The Boston Planning & Development Agency plans to roll out a new coastal flood zoning overlay that will cover every parcel with a projected 1 percent annual chance of flooding in 2070. Image courtesy of the city of Boston

As thousands of activists rally at today’s Climate Strike rally at Government Center, city hall planners are preparing a new set of rules for development in Boston neighborhoods that are vulnerable to climate change-induced flooding.

The coastal flood resilience design guidelines approved by the Boston Planning & Development Agency last week will be the basis for a new overlay zoning district governing both new development and retrofits of existing properties.

“We wanted to get this out to provide general guidelines and what expectations are going to be moving forward in terms of what we require,” said Chris Busch, the BPDA’s assistant deputy director for climate and environmental planning.

The BPDA already requires developers of large projects to fill out a resiliency checklist, but zoning code does not reflect such strategies.

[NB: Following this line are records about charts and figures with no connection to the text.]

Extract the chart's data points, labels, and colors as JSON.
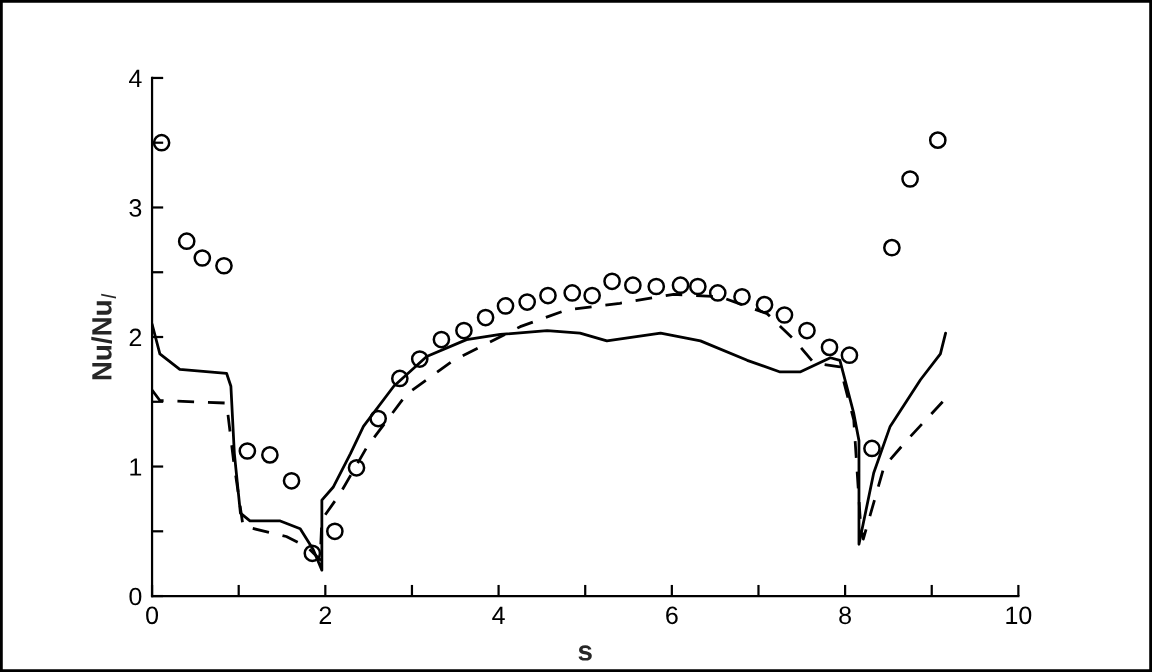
{
  "chart_data": {
    "type": "line",
    "xlabel": "s",
    "ylabel": "Nu/Nu$_{l}$",
    "xlim": [
      0,
      10
    ],
    "ylim": [
      0,
      4
    ],
    "xticks": [
      0,
      {
        "value": 1,
        "label": null
      },
      2,
      {
        "value": 3,
        "label": null
      },
      4,
      {
        "value": 5,
        "label": null
      },
      6,
      {
        "value": 7,
        "label": null
      },
      8,
      {
        "value": 9,
        "label": null
      },
      10
    ],
    "yticks": [
      0,
      {
        "value": 0.5,
        "label": null
      },
      1,
      {
        "value": 1.5,
        "label": null
      },
      2,
      {
        "value": 2.5,
        "label": null
      },
      3,
      {
        "value": 3.5,
        "label": null
      },
      4
    ],
    "grid": false,
    "legend": false,
    "series": [
      {
        "type": "scatter",
        "marker": "circle",
        "color": "#000000",
        "x": [
          0.11,
          0.4,
          0.58,
          0.83,
          1.1,
          1.36,
          1.61,
          1.85,
          2.11,
          2.36,
          2.61,
          2.86,
          3.09,
          3.34,
          3.6,
          3.85,
          4.08,
          4.33,
          4.57,
          4.85,
          5.08,
          5.31,
          5.55,
          5.82,
          6.1,
          6.3,
          6.53,
          6.81,
          7.07,
          7.3,
          7.56,
          7.82,
          8.05,
          8.31,
          8.54,
          8.75,
          9.07
        ],
        "values": [
          3.5,
          2.74,
          2.61,
          2.55,
          1.12,
          1.09,
          0.89,
          0.33,
          0.5,
          0.99,
          1.37,
          1.68,
          1.83,
          1.98,
          2.05,
          2.15,
          2.24,
          2.27,
          2.32,
          2.34,
          2.32,
          2.43,
          2.4,
          2.39,
          2.4,
          2.39,
          2.34,
          2.31,
          2.25,
          2.17,
          2.05,
          1.92,
          1.86,
          1.14,
          2.69,
          3.22,
          3.52
        ]
      },
      {
        "type": "line",
        "marker": "none",
        "line_style": "solid",
        "color": "#000000",
        "x": [
          0,
          0.09,
          0.32,
          0.86,
          0.91,
          0.95,
          1.02,
          1.13,
          1.48,
          1.71,
          1.86,
          1.96,
          1.96,
          2.09,
          2.29,
          2.44,
          2.79,
          3.17,
          3.63,
          4.02,
          4.56,
          4.94,
          5.25,
          5.87,
          6.33,
          6.87,
          7.25,
          7.48,
          7.83,
          7.94,
          8.1,
          8.16,
          8.16,
          8.33,
          8.52,
          8.87,
          9.1,
          9.16
        ],
        "values": [
          2.1,
          1.87,
          1.75,
          1.72,
          1.62,
          1.1,
          0.64,
          0.58,
          0.58,
          0.52,
          0.36,
          0.2,
          0.74,
          0.84,
          1.1,
          1.31,
          1.62,
          1.85,
          1.98,
          2.02,
          2.05,
          2.03,
          1.97,
          2.03,
          1.97,
          1.82,
          1.73,
          1.73,
          1.84,
          1.82,
          1.41,
          1.2,
          0.4,
          0.95,
          1.31,
          1.67,
          1.87,
          2.03
        ]
      },
      {
        "type": "line",
        "marker": "none",
        "line_style": "dashed",
        "color": "#000000",
        "x": [
          0,
          0.09,
          0.86,
          0.94,
          1.05,
          1.55,
          1.79,
          1.94,
          1.96,
          2.17,
          2.48,
          2.94,
          3.48,
          4.25,
          4.79,
          5.4,
          6.02,
          6.56,
          7.1,
          7.41,
          7.64,
          7.94,
          8.1,
          8.18,
          8.21,
          8.45,
          8.71,
          9.14
        ],
        "values": [
          1.59,
          1.51,
          1.49,
          1.05,
          0.54,
          0.46,
          0.38,
          0.28,
          0.59,
          0.79,
          1.15,
          1.56,
          1.82,
          2.08,
          2.21,
          2.26,
          2.33,
          2.31,
          2.18,
          1.98,
          1.8,
          1.77,
          1.36,
          0.54,
          0.44,
          1.0,
          1.2,
          1.51
        ]
      }
    ]
  }
}
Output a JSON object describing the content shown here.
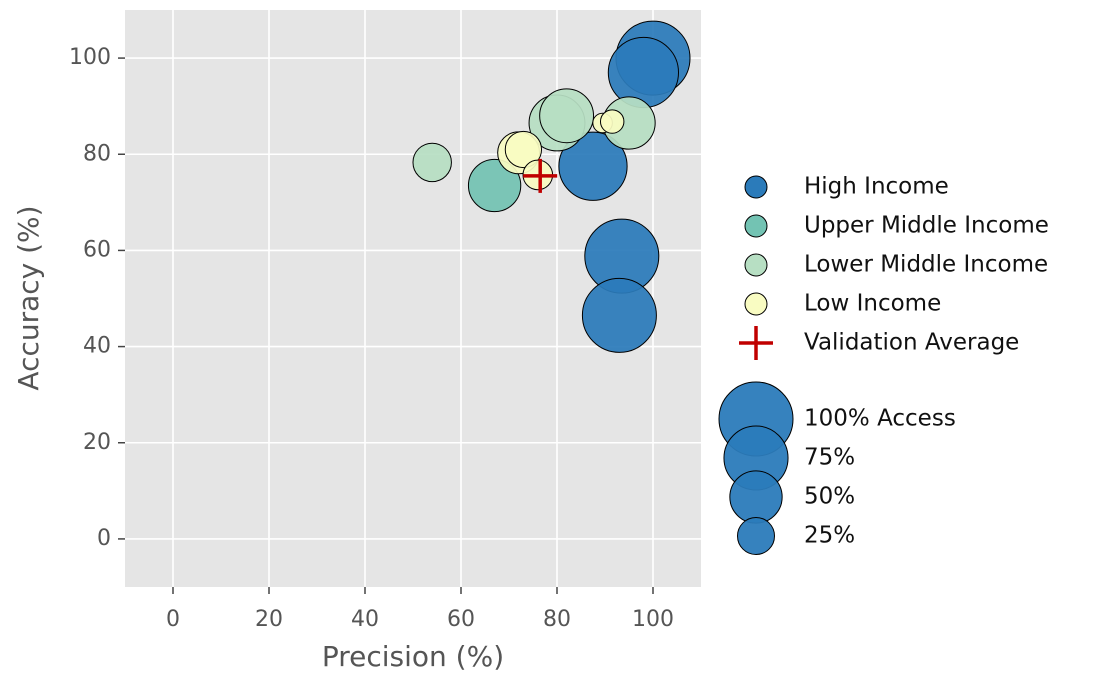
{
  "chart_data": {
    "type": "scatter",
    "x_label": "Precision (%)",
    "y_label": "Accuracy (%)",
    "xlim": [
      -10,
      110
    ],
    "ylim": [
      -10,
      110
    ],
    "xticks": [
      0,
      20,
      40,
      60,
      80,
      100
    ],
    "yticks": [
      0,
      20,
      40,
      60,
      80,
      100
    ],
    "grid": true,
    "legend": "right",
    "series": [
      {
        "name": "High Income",
        "color": "#2b7bba",
        "x": [
          100,
          98,
          87.5,
          93.5,
          93
        ],
        "y": [
          100,
          97,
          77.5,
          58.8,
          46.5
        ],
        "sizes": [
          100,
          90,
          85,
          100,
          100
        ]
      },
      {
        "name": "Upper Middle Income",
        "color": "#73c3b3",
        "x": [
          67
        ],
        "y": [
          73.5
        ],
        "sizes": [
          50
        ]
      },
      {
        "name": "Lower Middle Income",
        "color": "#b7dfc3",
        "x": [
          54,
          80,
          82,
          95
        ],
        "y": [
          78.3,
          86.5,
          88,
          86.5
        ],
        "sizes": [
          27,
          57,
          53,
          50
        ]
      },
      {
        "name": "Low Income",
        "color": "#f9fcc2",
        "x": [
          72,
          73,
          89.5,
          91.5,
          76
        ],
        "y": [
          80.3,
          81,
          86.5,
          86.8,
          75.7
        ],
        "sizes": [
          32,
          24,
          7,
          10,
          16
        ]
      }
    ],
    "marker": {
      "name": "Validation Average",
      "color": "#c00000",
      "x": 76.5,
      "y": 75.5
    },
    "size_legend": [
      {
        "value": 100,
        "label": "100% Access"
      },
      {
        "value": 75,
        "label": "75%"
      },
      {
        "value": 50,
        "label": "50%"
      },
      {
        "value": 25,
        "label": "25%"
      }
    ]
  }
}
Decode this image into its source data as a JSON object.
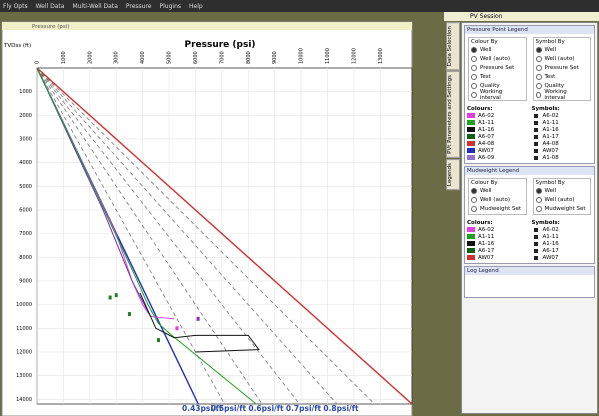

The new overlay could be adopted in approximately six months, Busch said. It will apply to properties with a 1 percent annual chance of flooding in 2070, when researchers predict Boston Harbor sea levels will have risen by 40 inches. That would put large portions of neighborhoods including the South End, East Boston and the Seaport District at risk.

The guidelines provide a range of options for property owners to elevate and fortify properties, such as building structures on pilings and elevating mechanical equipment to upper floors.

The zoning overlay will include new building height and density rules that don’t penalize developers for adopting resiliency strategies such as elevated structures, Busch said.

Waterfront developers have begun to voluntarily adopt aggressive flood-proofing strategies. Lendlease’s 478-unit Clippership Wharf condo and apartment complex that opened last month in East Boston placed residential floors 14 feet above current high tide levels and installed a living shoreline, while equipping ground floors with deployable flood gates.